The sniper has long fascinated us. A superb marksman, to be sure, he is also a stone-cold killer, delivering summary death sentences from incredibly long distances. Historically, snipers have been military specialists, spying on and assassinating the enemy. As police departments increasingly embrace special-weapons-and-tactics (SWAT) teams, however, snipers are also playing a growing role in law enforcement. Whatever the uniform, snipers are a select few, their skills honed by rigorous training after an equally rigorous selection process.
In eighteenth century India, British soldiers turned the name of a difficult-to-hunt wading bird into the verb "to snipe," meaning "shoot from a hidden place." In the American colonies, sharpshooters skilled enough to hit those elusive birds were called "snipers." They've been used by the U.S. military since the Civil War, earning headlines in the spring of 2009 when three Navy SEAL snipers fired simultaneously from one moving ship to kill three hostage-holding Somali pirates on a second.
How to Qualify
Each branch of the U.S. armed forces has similar qualifications for training as a sniper. With one exception noted below, candidates are all male, all volunteers. Physically, the men must be in excellent shape, well beyond their branch's minimum requirements, with eyesight correctable to 20/20 and no color blindness. They need to have at least a year left on their current hitch, a clean disciplinary record and no history of drug or alcohol abuse. They must, of course, qualify as an "expert" rifleman, score 110 or higher on their general technical (GT) test, be in pay grades E-3 through E-7 and eligible for a secret security clearance.
A Woman's Place
In the spring of 2001, Senior Airman Jennifer Donaldson of the Illinois Air National Guard made history as the first woman to complete a U.S. military sniper school. She and the Air Force women who followed in her footsteps at Camp Robinson, Arkansas, pulled duty as "counter-snipers," providing air base perimeter defense. Those jobs are considered "security" rather than the ground "combat" positions closed by law to women. Other countries, friend and foe, see no problem with casting women sharpshooters in full-fledged sniper roles. Canada and North Korea do so, for example, and in World War II the Soviet Union's Lyudmila Pavlichenko set the record for female snipers with 309 confirmed kills.
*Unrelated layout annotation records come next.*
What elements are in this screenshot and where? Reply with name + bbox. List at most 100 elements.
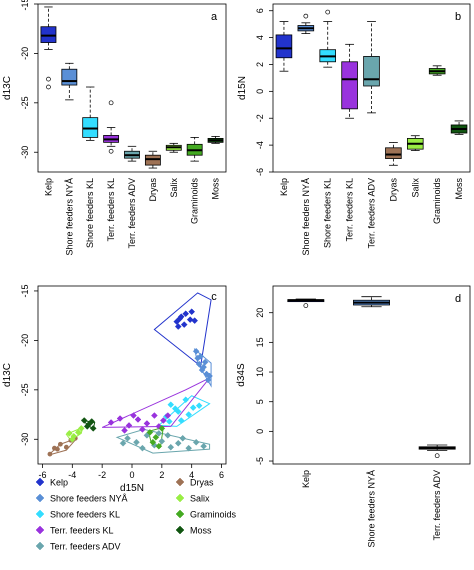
scatter-point (143, 420, 151, 427)
y-tick-label: 4 (255, 35, 265, 40)
scatter-point (167, 443, 175, 451)
legend-label: Shore feeders NYÅ (50, 494, 128, 504)
outlier (46, 84, 51, 90)
scatter-point (164, 431, 172, 439)
category-label: Dryas (148, 178, 158, 202)
y-tick-label: -2 (255, 114, 265, 122)
scatter-point (185, 411, 193, 418)
scatter-point (119, 439, 127, 447)
plot-frame (272, 3, 471, 173)
category-label: Kelp (43, 178, 53, 196)
legend-label: Terr. feeders KL (50, 526, 114, 536)
category-label: Salix (169, 178, 179, 198)
legend-marker (175, 525, 185, 535)
legend-marker (35, 541, 45, 551)
category-label: Shore feeders NYÅ (64, 178, 74, 256)
y-tick-label: -4 (255, 141, 265, 149)
scatter-point (200, 363, 207, 371)
category-label: Shore feeders NYÅ (301, 178, 311, 256)
category-label: Shore feeders NYÅ (367, 470, 377, 548)
y-tick-label: -20 (20, 47, 30, 60)
scatter-point (47, 451, 53, 457)
scatter-point (179, 434, 187, 442)
y-tick-label: 10 (255, 367, 265, 377)
x-tick-label: -2 (98, 470, 106, 480)
scatter-point (164, 412, 172, 419)
scatter-point (174, 323, 182, 330)
scatter-point (80, 417, 88, 424)
category-label: Graminoids (190, 178, 200, 225)
y-axis-label: d15N (237, 76, 248, 100)
legend-label: Dryas (190, 478, 214, 488)
convex-hull (153, 292, 212, 368)
y-tick-label: 15 (255, 337, 265, 347)
outlier (303, 13, 309, 19)
plot-frame (37, 3, 227, 173)
outlier (434, 453, 440, 459)
y-tick-label: 0 (255, 429, 265, 434)
outlier (303, 303, 309, 308)
legend-label: Terr. feeders ADV (50, 542, 121, 552)
legend-label: Kelp (50, 478, 68, 488)
y-tick-label: -30 (20, 433, 30, 446)
scatter-point (158, 425, 166, 432)
box (385, 147, 402, 159)
scatter-point (57, 441, 63, 447)
convex-hull (65, 426, 84, 441)
outlier (46, 76, 51, 82)
y-axis-label: d13C (2, 76, 13, 100)
scatter-point (191, 317, 199, 324)
scatter-point (206, 372, 213, 380)
scatter-point (195, 402, 203, 410)
x-axis-label: d15N (120, 483, 144, 494)
scatter-point (133, 438, 140, 446)
scatter-point (125, 422, 133, 429)
y-tick-label: -15 (20, 284, 30, 297)
scatter-point (116, 415, 124, 422)
legend-marker (35, 493, 45, 503)
scatter-point (182, 310, 190, 318)
scatter-point (158, 437, 166, 445)
scatter-point (121, 427, 128, 434)
legend-label: Shore feeders KL (50, 510, 120, 520)
scatter-point (192, 347, 200, 355)
scatter-point (155, 442, 163, 450)
scatter-point (151, 412, 158, 419)
category-label: Shore feeders KL (85, 178, 95, 248)
scatter-point (165, 418, 173, 425)
y-tick-label: -25 (20, 383, 30, 396)
scatter-point (159, 417, 167, 424)
box (61, 68, 78, 86)
scatter-point (177, 417, 185, 424)
scatter-point (77, 425, 85, 432)
category-label: Moss (454, 178, 464, 200)
y-tick-label: -30 (20, 146, 30, 159)
plot-frame (37, 285, 227, 465)
scatter-point (130, 412, 137, 419)
x-tick-label: 2 (159, 470, 164, 480)
y-tick-label: 0 (255, 89, 265, 94)
x-tick-label: 6 (219, 470, 224, 480)
scatter-point (74, 429, 82, 436)
panel-label: d (455, 293, 461, 305)
plot-frame (272, 285, 471, 465)
legend-marker (175, 493, 185, 503)
y-axis-label: d13C (2, 363, 13, 387)
category-label: Moss (211, 178, 221, 200)
box (341, 61, 358, 110)
x-tick-label: 0 (129, 470, 134, 480)
scatter-point (146, 429, 154, 436)
scatter-point (83, 423, 91, 430)
scatter-point (89, 425, 97, 432)
panel-label: c (211, 291, 217, 303)
legend-marker (35, 525, 45, 535)
legend-marker (175, 509, 185, 519)
category-label: Salix (410, 178, 420, 198)
y-tick-label: -15 (20, 0, 30, 11)
category-label: Graminoids (432, 178, 442, 225)
category-label: Dryas (388, 178, 398, 202)
category-label: Kelp (301, 470, 311, 488)
x-tick-label: -4 (68, 470, 76, 480)
y-tick-label: 2 (255, 62, 265, 67)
The Army Sniper School is at Fort Benning, Georgia; the Marine Corps teaches its Scout/Sniper Basic Course at Camp Pendleton, California; Quantico, Virginia; Camp Lejeune, North Carolina; and Marine Corps Base Hawaii. Air Force counter-snipers receive their training at an Army facility, Camp Robinson, while Navy SEALs go to one of the Marine schools.
In five weeks at the Army school and 8.5 in the Marine regimen, aspiring snipers acquire the surgical skills needed to hit a target 10 football fields away. They do far more, however, than sharpen their shooting. As future spies, they learn intelligence-gathering, distance estimation and detailed observation. They camouflage themselves in a ghillie suit to masquerade for hours, perhaps days, as part of the terrain. Course requirements are tough, daily dropouts not uncommon. Sixty percent or more of a class may wash out, the Marines frankly warn. Camp Pendleton is said to have cut every candidate from at least one class.
Unlike their military brethren, law enforcement snipers deploy for relatively brief periods as part of a police operation, often as a member of a SWAT team. Skilled shooters, they are usually policemen first and snipers only as needed, having volunteered for a SWAT slot after compiling solid street experience as patrolmen or detectives. Training is performed in-house or at a number of private schools, some of which open their doors only to law enforcement officers.
For whatever reason, some civilians feel the urge to train as snipers---an itch that any number of Web-advertised schools are eager to scratch. For a couple of hundred dollars a day, give or take, these academies of the crosshairs promise to turn Second Amendment enthusiasts into lethal "one-shot, one-kill" marksmen. Courses run one to three days to a week or more, stalking lessons included.